Personal information
- Born: October 18, 1990 (age 35) High Point, North Carolina, U.S.

Career information
- High school: T.W. Andrews (NC)
- College: Appalachian State (2010–2013)
- NFL draft: 2014 (undrafted)

Career history

Playing
- Indianapolis Colts (2014)*; Jacksonville Jaguars (2014–2016); New England Patriots (2017)*;
- * Offseason or practice squad member only

Coaching
- East Carolina (2018) Offensive quality control assistant; Louisville (2019) Graduate assistant; Coastal Carolina (2020–2021) Wide receivers coach; West Virginia (2022) Wide receivers coach; Liberty (2023–present) Pass Game Coordinator & Wide receivers coach;

= Tony Washington (wide receiver) =

American football player and coach (born 1990)

Michael Anthony Washington II (born October 18, 1990) is an American former football player who is the pass game coordinator and wide receivers coach at Liberty University.

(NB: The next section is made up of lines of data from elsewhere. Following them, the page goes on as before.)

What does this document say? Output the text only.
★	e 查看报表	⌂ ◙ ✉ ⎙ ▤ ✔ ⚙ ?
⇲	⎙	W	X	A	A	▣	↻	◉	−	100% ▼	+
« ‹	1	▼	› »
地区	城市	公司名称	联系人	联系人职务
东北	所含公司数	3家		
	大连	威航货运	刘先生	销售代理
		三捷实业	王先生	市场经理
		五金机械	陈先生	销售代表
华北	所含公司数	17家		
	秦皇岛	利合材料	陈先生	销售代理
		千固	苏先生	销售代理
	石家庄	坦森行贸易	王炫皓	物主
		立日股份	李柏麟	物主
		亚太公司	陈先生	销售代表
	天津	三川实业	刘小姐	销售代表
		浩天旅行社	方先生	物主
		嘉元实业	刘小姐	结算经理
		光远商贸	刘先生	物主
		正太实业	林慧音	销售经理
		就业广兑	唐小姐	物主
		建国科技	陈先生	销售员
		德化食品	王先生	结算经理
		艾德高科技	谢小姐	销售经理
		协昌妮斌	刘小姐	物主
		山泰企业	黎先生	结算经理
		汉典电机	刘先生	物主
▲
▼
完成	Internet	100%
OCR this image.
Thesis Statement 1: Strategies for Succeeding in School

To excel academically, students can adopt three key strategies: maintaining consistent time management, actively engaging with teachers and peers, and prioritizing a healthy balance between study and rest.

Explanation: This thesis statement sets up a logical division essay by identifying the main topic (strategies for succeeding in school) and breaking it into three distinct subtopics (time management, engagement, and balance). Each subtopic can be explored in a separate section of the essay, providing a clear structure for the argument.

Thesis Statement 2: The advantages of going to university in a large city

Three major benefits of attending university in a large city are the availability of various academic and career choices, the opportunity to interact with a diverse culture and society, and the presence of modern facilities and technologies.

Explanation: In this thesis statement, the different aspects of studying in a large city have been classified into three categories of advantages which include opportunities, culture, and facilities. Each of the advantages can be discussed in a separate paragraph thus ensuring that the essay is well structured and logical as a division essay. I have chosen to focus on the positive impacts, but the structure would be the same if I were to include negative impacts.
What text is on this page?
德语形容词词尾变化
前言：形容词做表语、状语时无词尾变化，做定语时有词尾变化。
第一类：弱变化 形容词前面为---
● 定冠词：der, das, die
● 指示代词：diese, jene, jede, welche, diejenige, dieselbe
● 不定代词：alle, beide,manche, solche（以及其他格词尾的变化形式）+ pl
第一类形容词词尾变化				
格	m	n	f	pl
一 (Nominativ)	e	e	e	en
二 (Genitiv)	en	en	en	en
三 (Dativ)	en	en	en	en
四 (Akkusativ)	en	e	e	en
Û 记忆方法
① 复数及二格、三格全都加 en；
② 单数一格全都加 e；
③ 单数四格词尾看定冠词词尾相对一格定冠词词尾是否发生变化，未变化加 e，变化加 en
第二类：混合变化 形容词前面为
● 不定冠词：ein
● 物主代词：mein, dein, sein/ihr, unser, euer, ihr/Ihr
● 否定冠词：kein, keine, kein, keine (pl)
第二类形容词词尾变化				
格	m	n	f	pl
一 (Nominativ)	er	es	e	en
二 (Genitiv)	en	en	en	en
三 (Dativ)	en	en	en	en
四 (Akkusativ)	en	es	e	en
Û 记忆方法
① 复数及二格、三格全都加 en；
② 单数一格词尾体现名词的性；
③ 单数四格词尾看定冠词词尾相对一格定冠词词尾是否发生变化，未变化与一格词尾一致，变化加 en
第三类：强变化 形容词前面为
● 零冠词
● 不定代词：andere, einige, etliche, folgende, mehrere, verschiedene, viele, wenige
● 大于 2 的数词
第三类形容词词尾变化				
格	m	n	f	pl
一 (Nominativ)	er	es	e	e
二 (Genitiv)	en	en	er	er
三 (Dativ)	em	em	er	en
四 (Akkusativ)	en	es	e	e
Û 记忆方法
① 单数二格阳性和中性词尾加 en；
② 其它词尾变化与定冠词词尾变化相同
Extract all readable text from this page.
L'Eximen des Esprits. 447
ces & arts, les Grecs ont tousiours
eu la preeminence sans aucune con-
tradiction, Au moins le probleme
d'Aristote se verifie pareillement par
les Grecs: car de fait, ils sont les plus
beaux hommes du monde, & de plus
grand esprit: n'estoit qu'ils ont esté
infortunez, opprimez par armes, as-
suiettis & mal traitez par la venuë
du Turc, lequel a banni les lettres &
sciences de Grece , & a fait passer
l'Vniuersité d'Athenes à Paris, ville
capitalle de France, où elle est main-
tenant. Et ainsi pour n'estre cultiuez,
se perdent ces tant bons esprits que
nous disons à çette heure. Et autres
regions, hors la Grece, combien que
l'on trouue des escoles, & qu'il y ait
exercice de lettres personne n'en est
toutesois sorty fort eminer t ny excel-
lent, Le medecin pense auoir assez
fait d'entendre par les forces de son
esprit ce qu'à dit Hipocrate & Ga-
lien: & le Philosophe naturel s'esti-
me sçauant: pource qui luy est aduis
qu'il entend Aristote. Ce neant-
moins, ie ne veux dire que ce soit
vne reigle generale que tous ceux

He played professionally in the National Football League (NFL) as a receiver.

Washington played college football for the Appalachian State Mountaineers. He was signed by the Indianapolis Colts as an undrafted free agent in 2014.

==Professional career==

===Indianapolis Colts===
On May 11, 2014, Washington was signed by the Colts as an undrafted free agent. On August 25, 2014, he was waived by the team.

===Jacksonville Jaguars===

====2014====
On September 1, 2014, Washington was signed to the Jaguars' practice squad where he spent his entire rookie season. On December 29, 2014, he signed a reserve/futures contract with the Jaguars.

====2015====
On September 4, 2015, Washington was waived by the Jaguars. and was signed to the Jaguars' practice squad. On September 26, 2015, he was promoted to the active roster. He made his NFL debut the next day tallying one special team tackle. The following week, he made his first career rush for eight yards. He saw action on offense and on special teams the next two weeks before suffering a quad injury. On October 20, 2015, he was placed on injured reserve.

====2016====
On September 1, 2016, Washington was placed on injured reserve. On September 8, 2016, he was released from the Jaguars' injured reserve with an injury settlement. He was re-signed to the practice squad on November 10, 2016. He was promoted to the active roster on December 23, 2016. On May 1, 2017, he was released by the Jaguars.

===New England Patriots===
Washington was signed by the New England Patriots on July 27, 2017. He was waived by the Patriots on September 2, 2017.